- Krishna Nagar Location in Delhi, India
- Country: India
- State: Delhi
- Time zone: UTC+5:30 (IST)

= Krishna Nagar, Delhi =

Krishna Nagar, Delhi is an urban ward situated in the East Delhi district of Delhi in the Trans-Yamuna area. It is surrounded by Vishwas Nagar, Gandhi Nagar, Preet Vihar & Geeta Colony areas.

The main areas under this Delhi Assembly constituency include the Ghondli Vill, Lal Quarter Market, Old Anarkali, Jagatpuri, Ram Nagar, Ram Nagar Extension, East Krishna Nagar, Krishna Nagar Blocks A through K, Krishna Nagar Extension, Shivpuri, Shivpuri Extension, Arjun Nagar, Old Arjun Nagar, Kanti Nagar, Radhey Puri, Rashid Market, Chander Nagar, New Layal Pur and New Layal Pur Extn., West Azad Nagar and Khureji Khas.

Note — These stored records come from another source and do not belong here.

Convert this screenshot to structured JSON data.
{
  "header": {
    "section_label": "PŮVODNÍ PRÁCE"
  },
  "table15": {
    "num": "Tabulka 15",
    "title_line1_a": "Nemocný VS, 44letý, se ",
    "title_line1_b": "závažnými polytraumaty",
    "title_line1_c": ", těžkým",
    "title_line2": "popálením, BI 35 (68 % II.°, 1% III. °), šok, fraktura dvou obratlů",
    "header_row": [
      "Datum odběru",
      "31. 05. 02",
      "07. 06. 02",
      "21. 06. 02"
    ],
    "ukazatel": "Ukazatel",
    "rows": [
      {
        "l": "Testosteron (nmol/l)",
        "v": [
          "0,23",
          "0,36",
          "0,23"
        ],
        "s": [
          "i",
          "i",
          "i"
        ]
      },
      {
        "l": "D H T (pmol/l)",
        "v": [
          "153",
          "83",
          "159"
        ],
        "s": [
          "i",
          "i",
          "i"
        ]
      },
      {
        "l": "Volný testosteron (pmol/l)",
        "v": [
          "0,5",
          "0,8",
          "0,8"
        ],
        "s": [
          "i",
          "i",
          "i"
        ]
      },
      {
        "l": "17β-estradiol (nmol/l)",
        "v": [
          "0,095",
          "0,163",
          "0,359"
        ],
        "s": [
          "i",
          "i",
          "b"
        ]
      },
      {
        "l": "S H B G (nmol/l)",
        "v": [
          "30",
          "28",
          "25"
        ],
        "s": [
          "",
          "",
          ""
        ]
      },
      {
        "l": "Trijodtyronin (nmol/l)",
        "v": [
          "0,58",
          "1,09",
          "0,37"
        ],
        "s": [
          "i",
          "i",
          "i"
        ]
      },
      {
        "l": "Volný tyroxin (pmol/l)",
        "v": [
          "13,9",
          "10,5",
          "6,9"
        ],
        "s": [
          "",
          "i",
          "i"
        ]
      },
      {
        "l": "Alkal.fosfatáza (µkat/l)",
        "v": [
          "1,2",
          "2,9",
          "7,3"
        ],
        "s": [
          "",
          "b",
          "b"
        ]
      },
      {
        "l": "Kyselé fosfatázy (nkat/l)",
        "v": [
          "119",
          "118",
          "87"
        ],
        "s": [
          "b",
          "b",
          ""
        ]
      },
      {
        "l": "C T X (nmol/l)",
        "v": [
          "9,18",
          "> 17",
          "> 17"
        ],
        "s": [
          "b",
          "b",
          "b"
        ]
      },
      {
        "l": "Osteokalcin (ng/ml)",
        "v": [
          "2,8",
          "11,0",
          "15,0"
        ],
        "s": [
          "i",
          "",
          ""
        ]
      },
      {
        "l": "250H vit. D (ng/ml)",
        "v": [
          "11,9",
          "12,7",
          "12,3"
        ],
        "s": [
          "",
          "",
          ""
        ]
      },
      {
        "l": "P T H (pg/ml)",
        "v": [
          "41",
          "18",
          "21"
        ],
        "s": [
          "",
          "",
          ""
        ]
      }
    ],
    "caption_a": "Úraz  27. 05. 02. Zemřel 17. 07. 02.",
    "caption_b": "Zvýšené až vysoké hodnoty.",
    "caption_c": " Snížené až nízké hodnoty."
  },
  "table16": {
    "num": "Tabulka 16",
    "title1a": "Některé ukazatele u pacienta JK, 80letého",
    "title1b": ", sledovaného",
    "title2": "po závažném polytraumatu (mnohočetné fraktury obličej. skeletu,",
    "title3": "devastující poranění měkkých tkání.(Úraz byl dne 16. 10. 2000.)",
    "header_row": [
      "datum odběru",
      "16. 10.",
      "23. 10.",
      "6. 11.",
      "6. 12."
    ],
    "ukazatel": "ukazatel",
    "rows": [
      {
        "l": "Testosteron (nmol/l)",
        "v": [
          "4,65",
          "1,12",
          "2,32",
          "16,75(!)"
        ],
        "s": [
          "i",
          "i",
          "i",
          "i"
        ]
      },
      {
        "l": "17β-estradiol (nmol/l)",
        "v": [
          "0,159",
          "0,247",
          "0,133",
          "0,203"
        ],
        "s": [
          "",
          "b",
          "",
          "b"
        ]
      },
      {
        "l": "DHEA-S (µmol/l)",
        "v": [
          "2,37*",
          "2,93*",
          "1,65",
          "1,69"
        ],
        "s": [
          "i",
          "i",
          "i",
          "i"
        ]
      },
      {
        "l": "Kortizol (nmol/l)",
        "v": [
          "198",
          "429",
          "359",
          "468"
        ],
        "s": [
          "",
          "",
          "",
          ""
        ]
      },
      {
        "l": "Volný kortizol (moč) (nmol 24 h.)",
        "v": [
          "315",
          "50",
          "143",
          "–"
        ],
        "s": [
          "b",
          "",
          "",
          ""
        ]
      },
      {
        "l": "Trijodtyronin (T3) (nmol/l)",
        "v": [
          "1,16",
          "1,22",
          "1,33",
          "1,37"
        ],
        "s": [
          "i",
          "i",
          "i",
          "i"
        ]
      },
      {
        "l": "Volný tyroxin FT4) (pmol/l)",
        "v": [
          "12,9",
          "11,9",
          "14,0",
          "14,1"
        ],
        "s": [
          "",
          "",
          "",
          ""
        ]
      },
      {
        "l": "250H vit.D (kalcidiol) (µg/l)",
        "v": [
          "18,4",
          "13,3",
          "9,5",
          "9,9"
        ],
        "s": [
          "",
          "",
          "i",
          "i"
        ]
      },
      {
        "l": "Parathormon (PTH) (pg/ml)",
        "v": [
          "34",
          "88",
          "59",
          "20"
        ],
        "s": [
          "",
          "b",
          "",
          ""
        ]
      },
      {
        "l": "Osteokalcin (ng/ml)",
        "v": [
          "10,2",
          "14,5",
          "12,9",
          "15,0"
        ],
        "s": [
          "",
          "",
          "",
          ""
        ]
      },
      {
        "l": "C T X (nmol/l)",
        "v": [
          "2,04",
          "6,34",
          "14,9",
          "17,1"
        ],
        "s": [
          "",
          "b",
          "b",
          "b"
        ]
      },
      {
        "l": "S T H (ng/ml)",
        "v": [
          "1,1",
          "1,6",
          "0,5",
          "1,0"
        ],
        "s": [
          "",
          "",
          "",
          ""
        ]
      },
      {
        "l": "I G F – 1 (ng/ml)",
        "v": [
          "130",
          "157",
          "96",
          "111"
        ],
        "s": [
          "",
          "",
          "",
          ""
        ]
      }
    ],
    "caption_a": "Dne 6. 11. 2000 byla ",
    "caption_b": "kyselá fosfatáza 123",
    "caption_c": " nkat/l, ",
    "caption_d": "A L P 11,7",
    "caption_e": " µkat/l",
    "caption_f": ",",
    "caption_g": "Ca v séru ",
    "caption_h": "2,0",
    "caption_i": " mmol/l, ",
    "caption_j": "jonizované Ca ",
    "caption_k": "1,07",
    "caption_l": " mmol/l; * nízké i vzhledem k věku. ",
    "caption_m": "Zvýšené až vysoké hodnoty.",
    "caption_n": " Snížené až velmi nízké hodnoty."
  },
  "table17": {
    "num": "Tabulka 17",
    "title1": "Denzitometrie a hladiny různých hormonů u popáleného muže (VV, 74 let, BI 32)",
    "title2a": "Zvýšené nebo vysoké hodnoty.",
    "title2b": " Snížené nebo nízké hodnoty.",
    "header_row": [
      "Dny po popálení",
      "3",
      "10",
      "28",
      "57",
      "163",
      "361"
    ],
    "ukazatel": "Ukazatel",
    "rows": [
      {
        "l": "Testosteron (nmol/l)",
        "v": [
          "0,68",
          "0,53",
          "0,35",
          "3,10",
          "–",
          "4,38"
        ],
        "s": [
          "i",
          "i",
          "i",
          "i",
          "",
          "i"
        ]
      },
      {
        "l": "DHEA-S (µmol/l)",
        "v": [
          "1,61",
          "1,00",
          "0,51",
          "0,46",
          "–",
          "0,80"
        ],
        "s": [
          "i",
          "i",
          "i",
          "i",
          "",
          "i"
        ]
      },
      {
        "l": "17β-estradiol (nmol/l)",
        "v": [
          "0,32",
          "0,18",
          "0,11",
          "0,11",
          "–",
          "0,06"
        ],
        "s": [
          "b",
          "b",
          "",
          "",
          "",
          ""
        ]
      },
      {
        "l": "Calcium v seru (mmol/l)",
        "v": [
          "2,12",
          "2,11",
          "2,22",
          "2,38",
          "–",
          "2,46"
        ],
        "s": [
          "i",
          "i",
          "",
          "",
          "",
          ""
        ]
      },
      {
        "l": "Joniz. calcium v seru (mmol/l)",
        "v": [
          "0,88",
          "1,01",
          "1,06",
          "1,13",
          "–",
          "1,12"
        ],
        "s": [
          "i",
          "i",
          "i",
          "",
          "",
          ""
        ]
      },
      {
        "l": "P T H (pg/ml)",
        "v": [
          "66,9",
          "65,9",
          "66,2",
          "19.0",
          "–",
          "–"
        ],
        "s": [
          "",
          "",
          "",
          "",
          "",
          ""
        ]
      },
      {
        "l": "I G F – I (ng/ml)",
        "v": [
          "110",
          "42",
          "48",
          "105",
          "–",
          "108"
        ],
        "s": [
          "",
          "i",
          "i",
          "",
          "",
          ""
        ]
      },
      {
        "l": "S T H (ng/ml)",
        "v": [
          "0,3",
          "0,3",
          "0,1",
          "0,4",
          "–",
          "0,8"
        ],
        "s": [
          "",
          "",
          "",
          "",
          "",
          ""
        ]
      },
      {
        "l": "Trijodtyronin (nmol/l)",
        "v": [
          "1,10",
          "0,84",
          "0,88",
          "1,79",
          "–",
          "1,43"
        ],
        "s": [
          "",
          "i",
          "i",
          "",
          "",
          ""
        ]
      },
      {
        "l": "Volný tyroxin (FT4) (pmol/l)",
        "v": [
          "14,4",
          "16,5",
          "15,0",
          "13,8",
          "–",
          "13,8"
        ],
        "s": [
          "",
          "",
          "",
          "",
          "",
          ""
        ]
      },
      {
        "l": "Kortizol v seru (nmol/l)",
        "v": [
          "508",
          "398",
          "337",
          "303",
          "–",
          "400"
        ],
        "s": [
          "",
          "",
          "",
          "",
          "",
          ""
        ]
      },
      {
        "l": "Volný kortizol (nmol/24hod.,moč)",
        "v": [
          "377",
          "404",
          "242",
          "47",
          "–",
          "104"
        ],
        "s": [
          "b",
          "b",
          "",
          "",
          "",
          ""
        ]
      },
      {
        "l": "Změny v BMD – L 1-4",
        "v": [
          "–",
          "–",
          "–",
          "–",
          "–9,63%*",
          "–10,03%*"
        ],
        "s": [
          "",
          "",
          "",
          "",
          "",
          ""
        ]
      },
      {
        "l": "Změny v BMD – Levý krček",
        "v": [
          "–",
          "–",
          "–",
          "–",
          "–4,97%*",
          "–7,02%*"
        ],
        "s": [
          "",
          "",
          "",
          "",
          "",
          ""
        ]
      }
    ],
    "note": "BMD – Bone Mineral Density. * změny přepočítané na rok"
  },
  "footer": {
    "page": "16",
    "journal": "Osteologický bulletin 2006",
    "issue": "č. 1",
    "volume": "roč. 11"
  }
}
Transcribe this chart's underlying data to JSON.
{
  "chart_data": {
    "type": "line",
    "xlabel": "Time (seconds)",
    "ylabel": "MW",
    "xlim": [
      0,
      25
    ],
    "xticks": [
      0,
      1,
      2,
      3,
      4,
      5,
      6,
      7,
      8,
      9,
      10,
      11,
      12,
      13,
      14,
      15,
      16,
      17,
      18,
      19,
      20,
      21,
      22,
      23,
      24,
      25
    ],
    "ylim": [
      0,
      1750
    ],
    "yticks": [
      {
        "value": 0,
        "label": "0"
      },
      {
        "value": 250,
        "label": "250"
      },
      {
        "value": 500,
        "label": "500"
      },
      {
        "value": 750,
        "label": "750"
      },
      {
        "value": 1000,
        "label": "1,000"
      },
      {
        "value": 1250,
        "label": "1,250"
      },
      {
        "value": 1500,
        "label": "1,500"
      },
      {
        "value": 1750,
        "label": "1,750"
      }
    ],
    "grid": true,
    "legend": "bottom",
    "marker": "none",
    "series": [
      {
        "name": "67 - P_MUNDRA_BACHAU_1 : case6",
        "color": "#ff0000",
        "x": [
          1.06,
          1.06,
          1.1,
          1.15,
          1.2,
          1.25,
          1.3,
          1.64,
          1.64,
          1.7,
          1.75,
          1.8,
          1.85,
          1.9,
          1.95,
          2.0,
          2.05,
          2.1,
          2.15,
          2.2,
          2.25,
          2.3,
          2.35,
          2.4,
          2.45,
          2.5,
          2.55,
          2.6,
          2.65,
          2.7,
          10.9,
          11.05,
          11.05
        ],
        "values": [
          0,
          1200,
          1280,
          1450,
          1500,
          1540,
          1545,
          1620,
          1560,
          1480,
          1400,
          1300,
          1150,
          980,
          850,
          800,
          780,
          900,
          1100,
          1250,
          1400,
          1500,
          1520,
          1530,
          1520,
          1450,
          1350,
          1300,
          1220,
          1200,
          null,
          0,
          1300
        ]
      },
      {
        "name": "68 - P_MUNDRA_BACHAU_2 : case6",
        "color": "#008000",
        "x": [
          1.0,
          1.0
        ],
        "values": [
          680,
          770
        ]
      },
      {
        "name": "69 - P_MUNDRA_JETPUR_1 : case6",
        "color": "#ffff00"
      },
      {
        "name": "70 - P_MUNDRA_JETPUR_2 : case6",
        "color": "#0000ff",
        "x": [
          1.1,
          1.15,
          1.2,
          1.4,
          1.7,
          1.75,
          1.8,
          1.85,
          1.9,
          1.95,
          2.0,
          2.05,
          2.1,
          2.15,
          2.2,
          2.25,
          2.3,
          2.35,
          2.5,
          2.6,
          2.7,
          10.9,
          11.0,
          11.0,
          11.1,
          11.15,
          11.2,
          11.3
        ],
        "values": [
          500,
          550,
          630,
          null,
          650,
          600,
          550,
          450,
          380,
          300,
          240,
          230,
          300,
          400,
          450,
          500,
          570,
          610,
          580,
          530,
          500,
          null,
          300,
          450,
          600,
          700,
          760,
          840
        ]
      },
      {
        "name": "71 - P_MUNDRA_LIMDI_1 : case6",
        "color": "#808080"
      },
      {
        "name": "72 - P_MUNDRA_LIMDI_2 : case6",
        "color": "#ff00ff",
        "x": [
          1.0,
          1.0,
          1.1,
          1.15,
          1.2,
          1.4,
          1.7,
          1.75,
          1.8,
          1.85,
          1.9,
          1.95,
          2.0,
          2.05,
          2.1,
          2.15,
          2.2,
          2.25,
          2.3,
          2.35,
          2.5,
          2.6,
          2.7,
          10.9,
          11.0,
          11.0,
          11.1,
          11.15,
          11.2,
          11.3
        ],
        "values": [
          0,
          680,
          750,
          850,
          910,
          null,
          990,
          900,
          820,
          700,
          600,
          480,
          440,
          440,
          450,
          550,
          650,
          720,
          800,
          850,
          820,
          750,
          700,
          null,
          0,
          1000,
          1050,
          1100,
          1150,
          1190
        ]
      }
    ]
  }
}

The Lal Quarter market is the main attraction of Krishna Nagar, featuring Lajpat-style jewelry, kurtis and dupattas, Sarojini-style style daily wear, saris, bags, accessories, and footwear.

==Metro route==
The Krishna Nagar metro station is located on the Pink Line of the Delhi Metro.